Ferner darf die zollamtliche Abfertigung an der Grenze zum Geltungsbereich dieses Gesetzes nur erfolgen, wenn die Zulassung oder Registrierung nachgewiesen wird. Hierzu ist eine Bescheinigung der zuständigen Landesbehörde notwendig.

Bulkware – Fertigarzneimittel oder Zwischenprodukt?

Bulkware kann Fertigarzneimittel oder nur Zwischenprodukt sein. Nach dem EG-GMP-Leitfaden ist Bulkware das Produkt, das außer der Endverpackung alle Verarbeitungsstufen durchlaufen hat. Bulkware in dieser Form wäre als Fertigarzneimittel anzusehen. Die Rechtsprechung stützte sich auf den Gesichtspunkt der Arzneimittelsicherheit; anderenfalls könne das Gesetz leicht umgangen werden. Selbst Arzneimittel, deren Zulassung widerrufen wurde, könnten weiter vermarktet werden, solange das Abpacken in Kleingebinde und die Kennzeichnung nicht erfolgt sind. Wenn Bulkware industriell zubereitet oder gewerblich hergestellt ist, in einer anwendungsfertigen Darreichungsform vorliegt und in dieser Form an den Verbraucher abgegeben wird, liegt ein Fertigarzneimittel vor. Wenn indessen noch eine weitere Bearbeitung notwendig ist, bevor die Abgabe an den Verbraucher erfolgt, liegt kein Fertigarzneimittel vor.

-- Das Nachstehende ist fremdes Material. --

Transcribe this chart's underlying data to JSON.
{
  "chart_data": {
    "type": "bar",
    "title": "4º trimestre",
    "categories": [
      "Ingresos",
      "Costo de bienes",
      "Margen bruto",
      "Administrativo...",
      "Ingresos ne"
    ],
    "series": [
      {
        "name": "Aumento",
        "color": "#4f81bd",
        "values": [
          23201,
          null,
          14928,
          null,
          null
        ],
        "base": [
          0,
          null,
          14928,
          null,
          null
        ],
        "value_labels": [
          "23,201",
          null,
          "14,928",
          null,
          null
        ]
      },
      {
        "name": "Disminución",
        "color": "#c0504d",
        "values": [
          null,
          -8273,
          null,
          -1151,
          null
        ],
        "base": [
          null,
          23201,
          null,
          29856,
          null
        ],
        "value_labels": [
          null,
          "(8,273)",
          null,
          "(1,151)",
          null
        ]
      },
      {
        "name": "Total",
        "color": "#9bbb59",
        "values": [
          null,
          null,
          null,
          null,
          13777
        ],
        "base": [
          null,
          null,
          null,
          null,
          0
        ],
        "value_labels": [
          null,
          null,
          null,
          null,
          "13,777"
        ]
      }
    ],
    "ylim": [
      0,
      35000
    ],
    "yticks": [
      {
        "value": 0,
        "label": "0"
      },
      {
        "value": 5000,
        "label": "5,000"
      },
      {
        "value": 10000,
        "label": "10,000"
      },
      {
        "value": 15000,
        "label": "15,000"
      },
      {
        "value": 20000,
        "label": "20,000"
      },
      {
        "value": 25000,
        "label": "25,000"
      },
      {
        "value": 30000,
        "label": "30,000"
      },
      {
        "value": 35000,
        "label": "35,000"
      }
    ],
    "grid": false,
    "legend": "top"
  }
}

Wenn im Beispielsfall die transdermalen Pflaster in der zur Abgabe an den Verbraucher bestimmten Menge portioniert sind, müssten sie in die Sekundärverpackung eingebracht und die Packungsbeilage beigelegt werden. Die Darreichungsform änderte sich nicht mehr. Die Pflaster wären in diesem Fall sogar Fertigarzneimittel im Sinne von § 4 Abs. 1 AMG, weil es für die Abgabe an den Verbraucher nur noch des Abpackens bedarf.